Rayée de la carte

Le soleil brille, le printemps est là (je crois), je vais tenter un peu de légèreté. Dès la fin mai et jusqu’à la fin octobre, si vous visitez le centre de la Confédération à Charlottetown, ne manquez pas l’exposition «Missing the Island» ou, si vous préférez, «sans l’île». Il s’agit d’une exposition de cartes, de livres, de T-shirts et autres objets du quotidien qui ont la particularité de comporter une carte du Canada où l’Île-du-Prince-Édouard n’apparaît pas.

Cette initiative est due au professeur d’histoire, Alan MacEachren, originaire de l’Île, qui a réuni ces perles échelonnées sur des siècles! Il remonte, c’est tout dire, jusqu’à 1613 et aux «voyages de Samuel de Champlain», ouvrage qui contient deux cartes du Nouveau-Monde, sans île.

Même chose en 1940, dans un livre intitulé «Ride Canada», publié par une femme qui avait traversé le Canada à cheval, de toutes évidences, sans passer à l’Île.

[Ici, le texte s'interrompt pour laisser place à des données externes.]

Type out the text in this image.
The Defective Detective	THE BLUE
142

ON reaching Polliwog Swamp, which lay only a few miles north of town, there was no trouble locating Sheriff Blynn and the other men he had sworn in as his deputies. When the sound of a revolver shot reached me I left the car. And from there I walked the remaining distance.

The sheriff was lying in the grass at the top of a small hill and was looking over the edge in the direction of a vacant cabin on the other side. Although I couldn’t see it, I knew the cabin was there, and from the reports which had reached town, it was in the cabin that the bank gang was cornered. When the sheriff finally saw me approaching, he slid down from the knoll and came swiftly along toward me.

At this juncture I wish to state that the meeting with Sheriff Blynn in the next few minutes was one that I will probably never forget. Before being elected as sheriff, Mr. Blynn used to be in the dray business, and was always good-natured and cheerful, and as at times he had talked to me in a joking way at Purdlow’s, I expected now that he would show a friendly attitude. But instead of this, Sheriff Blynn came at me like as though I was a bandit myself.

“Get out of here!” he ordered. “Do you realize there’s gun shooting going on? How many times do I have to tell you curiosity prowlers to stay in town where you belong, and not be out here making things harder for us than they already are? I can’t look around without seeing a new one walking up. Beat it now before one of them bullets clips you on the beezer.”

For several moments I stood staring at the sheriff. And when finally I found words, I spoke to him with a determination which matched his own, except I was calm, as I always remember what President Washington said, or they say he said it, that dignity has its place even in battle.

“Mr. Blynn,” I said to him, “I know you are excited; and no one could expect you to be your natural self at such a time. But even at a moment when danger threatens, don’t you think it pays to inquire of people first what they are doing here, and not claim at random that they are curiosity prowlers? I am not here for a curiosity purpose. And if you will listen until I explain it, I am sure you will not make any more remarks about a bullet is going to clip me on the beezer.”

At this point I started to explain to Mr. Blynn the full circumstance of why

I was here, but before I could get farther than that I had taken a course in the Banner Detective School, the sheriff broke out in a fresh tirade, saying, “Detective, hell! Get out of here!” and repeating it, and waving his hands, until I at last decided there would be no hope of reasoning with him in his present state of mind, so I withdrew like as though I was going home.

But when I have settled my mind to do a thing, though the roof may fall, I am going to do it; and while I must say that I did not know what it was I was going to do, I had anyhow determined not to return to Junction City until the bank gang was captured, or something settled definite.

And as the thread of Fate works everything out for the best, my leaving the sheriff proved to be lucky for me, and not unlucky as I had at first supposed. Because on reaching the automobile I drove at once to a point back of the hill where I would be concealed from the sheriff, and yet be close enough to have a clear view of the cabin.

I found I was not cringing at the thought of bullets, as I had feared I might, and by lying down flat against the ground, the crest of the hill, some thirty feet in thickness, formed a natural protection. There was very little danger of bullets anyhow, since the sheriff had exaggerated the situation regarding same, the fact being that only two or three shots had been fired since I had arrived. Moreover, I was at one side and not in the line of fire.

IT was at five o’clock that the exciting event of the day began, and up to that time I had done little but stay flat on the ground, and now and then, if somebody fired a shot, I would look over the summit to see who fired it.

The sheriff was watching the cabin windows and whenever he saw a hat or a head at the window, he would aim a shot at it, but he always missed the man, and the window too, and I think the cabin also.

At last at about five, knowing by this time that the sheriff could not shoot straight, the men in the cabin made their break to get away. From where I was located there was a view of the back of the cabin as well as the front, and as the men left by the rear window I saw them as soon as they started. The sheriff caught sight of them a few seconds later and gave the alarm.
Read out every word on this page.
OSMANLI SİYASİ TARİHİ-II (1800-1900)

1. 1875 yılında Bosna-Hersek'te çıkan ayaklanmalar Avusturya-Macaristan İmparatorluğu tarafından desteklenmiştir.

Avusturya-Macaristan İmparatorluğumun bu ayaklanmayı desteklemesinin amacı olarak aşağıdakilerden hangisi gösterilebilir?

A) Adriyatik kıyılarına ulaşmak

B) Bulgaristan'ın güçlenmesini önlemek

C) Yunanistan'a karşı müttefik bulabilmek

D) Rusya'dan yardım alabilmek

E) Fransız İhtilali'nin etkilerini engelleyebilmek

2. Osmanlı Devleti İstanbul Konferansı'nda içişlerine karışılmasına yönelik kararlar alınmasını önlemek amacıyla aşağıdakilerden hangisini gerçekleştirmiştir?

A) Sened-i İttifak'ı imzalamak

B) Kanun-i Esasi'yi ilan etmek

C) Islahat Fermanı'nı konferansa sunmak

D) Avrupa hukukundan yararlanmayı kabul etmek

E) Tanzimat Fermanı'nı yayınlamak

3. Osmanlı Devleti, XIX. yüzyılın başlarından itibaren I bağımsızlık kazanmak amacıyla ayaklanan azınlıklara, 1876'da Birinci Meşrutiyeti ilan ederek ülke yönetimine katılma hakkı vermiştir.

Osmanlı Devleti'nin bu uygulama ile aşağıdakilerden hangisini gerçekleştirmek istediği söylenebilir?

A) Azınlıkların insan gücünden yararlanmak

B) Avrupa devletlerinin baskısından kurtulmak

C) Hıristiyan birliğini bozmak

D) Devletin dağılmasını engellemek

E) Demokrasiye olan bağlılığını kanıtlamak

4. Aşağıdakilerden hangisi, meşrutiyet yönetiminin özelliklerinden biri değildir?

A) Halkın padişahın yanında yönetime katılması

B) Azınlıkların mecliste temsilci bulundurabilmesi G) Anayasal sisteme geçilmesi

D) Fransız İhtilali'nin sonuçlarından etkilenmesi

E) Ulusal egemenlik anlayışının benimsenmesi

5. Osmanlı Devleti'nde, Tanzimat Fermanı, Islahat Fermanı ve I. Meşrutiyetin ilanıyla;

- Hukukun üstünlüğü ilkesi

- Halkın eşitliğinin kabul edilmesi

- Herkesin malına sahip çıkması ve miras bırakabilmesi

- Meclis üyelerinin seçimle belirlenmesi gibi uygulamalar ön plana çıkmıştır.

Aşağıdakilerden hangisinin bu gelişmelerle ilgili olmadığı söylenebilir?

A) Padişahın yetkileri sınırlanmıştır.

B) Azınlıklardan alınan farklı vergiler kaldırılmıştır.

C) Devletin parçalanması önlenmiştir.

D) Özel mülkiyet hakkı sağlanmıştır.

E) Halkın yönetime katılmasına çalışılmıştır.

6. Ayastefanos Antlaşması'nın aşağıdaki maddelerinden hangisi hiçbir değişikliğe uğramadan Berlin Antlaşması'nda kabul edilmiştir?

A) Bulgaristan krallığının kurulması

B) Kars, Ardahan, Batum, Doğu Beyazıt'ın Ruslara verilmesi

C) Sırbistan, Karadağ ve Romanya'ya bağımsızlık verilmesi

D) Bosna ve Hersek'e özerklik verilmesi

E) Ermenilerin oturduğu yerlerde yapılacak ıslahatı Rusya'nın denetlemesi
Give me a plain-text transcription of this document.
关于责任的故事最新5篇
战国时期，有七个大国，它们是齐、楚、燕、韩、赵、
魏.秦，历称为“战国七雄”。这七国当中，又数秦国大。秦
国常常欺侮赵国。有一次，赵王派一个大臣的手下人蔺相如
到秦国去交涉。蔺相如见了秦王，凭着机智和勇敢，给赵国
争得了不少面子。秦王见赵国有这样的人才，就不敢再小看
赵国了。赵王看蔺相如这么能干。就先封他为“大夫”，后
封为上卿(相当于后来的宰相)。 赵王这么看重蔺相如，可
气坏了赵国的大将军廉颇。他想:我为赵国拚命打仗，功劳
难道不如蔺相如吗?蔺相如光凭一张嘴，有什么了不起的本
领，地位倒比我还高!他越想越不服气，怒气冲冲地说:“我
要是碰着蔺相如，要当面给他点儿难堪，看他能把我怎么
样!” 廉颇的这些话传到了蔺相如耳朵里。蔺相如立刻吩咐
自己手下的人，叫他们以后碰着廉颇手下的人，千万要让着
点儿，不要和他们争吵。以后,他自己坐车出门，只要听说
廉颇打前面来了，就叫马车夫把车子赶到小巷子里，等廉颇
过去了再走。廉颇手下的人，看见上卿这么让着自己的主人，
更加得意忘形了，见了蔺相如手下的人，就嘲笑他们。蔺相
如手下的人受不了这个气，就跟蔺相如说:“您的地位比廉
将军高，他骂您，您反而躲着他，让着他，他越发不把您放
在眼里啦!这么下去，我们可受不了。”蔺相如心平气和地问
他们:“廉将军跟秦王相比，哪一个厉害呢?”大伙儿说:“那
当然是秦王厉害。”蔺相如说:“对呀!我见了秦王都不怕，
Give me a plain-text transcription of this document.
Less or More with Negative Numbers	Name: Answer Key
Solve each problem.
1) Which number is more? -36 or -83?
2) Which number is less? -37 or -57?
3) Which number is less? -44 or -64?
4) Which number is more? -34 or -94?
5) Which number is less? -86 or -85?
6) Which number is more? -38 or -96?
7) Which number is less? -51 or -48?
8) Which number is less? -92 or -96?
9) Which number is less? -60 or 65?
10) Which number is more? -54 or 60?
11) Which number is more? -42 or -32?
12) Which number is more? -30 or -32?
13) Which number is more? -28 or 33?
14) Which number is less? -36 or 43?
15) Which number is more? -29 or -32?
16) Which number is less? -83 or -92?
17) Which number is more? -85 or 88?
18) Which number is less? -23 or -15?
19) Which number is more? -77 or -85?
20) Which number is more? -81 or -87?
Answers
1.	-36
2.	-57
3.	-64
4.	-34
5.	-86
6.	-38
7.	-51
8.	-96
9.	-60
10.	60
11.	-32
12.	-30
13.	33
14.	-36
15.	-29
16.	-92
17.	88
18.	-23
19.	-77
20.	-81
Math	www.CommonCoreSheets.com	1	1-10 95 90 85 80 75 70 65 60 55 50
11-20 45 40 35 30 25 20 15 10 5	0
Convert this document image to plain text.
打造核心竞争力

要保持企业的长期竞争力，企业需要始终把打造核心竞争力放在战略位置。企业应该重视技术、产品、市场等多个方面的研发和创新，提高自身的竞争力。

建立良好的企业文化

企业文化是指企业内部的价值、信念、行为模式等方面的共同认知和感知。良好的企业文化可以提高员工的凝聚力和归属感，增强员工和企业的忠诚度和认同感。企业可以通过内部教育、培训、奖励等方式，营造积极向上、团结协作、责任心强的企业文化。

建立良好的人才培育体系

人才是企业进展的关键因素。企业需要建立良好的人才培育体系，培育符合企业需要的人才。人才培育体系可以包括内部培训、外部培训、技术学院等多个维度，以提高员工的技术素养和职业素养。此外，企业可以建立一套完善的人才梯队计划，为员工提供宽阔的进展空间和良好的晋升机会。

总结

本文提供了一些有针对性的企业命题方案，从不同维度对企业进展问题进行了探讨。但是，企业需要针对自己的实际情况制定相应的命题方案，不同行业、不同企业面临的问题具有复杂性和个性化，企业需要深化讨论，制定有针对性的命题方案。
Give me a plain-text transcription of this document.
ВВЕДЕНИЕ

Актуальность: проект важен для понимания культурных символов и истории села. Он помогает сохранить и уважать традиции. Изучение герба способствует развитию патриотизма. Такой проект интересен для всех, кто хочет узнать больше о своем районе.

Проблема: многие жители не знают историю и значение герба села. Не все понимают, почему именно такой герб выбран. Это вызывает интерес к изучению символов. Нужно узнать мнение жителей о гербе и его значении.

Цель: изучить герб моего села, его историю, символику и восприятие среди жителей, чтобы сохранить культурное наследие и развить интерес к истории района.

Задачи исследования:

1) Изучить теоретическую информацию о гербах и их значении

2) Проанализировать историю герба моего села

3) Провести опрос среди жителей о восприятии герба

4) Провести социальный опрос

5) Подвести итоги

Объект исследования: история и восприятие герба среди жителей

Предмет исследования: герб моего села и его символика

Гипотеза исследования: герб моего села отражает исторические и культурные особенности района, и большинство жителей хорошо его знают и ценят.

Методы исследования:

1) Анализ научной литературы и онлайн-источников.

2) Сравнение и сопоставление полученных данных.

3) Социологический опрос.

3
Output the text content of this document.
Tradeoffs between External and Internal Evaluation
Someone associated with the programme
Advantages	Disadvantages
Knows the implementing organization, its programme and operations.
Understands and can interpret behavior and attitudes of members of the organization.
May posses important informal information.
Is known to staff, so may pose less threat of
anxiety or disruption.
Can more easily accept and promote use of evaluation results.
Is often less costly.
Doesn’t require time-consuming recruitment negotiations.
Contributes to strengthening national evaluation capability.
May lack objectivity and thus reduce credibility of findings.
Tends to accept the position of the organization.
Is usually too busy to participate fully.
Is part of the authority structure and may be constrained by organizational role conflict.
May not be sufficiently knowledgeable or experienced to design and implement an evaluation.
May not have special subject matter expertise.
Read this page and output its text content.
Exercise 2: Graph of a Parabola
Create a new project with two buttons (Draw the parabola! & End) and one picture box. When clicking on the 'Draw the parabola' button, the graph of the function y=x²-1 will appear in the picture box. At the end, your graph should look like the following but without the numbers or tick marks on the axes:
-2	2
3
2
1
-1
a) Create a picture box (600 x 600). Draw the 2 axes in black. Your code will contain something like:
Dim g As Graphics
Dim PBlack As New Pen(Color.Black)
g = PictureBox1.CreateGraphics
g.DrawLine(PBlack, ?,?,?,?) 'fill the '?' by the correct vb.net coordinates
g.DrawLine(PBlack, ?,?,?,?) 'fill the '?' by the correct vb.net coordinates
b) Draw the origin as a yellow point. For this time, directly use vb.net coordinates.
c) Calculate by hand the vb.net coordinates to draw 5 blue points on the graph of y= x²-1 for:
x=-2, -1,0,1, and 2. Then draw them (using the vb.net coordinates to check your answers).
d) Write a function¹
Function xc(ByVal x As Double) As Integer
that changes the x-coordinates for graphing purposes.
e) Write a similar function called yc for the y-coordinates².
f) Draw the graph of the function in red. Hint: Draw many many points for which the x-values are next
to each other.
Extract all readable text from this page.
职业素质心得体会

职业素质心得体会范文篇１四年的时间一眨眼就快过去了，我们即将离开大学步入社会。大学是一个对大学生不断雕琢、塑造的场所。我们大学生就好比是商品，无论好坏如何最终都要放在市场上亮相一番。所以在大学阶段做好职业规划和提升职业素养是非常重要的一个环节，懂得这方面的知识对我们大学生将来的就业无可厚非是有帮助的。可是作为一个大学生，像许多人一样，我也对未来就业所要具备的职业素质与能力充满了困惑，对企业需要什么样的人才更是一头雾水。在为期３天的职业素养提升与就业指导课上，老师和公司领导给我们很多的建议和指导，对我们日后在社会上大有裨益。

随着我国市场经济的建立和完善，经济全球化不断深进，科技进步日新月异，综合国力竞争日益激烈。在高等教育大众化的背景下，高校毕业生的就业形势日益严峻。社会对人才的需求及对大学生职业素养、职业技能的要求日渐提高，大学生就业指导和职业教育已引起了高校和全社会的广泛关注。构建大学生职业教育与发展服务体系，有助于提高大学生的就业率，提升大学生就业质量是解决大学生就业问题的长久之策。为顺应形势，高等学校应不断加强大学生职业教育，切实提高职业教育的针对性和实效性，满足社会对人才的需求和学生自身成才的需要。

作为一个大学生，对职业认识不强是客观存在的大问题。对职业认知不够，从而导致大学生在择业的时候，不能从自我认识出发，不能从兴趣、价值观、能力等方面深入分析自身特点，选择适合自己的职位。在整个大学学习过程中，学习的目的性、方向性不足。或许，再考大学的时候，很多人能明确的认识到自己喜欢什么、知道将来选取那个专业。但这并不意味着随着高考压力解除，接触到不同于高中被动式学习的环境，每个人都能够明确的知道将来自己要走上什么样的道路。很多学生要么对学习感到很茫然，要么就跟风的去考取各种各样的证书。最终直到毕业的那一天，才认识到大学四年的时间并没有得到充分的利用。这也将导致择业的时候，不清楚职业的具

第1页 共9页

Au cas, où vous aimeriez croire que les connaissances se sont améliorées depuis, l’exposition contient un de ces fameux cahiers d’école Elroy avec une carte amputée de la même manière, une annonce du Gouvernement du Canada datant de 2015 (oui, vous avez bien lu!) et – ne boudons pas notre plaisir – une carte produite par CAA, pour marquer le 150e anniversaire de la Confédération canadienne, avec neuf provinces sur dix. Ça ne s’invente pas!

Si cette nouvelle a attiré mon attention, c’est que que l’Île-du-Prince-Édouard n’est pas la seule à se faire ainsi gommer régulièrement. Il y a une semaine à peine, une association terre-neuvienne faisait appel à la population de la région pour recueillir des données sur la présence du capelan le long des côtes.

Les gens de Saint-Pierre et Miquelon concernés par cette demande, ont cependant vite constaté que leurs îles n’apparaissaient pas sur la carte! «Oups!» ont répondu les responsables.

Avez-vous constaté ce genre d’oubli pour Miscou, Grand Manaan, l’Île Madame ou les îles de la Madeleine? Si oui, écrivez-moi donc pour me le dire, car, j’en suis persuadée, il en va de la géographie comme de l’histoire: on la façonne à ses besoins, à sa méconnaissance et à sa négligence. «Oups!»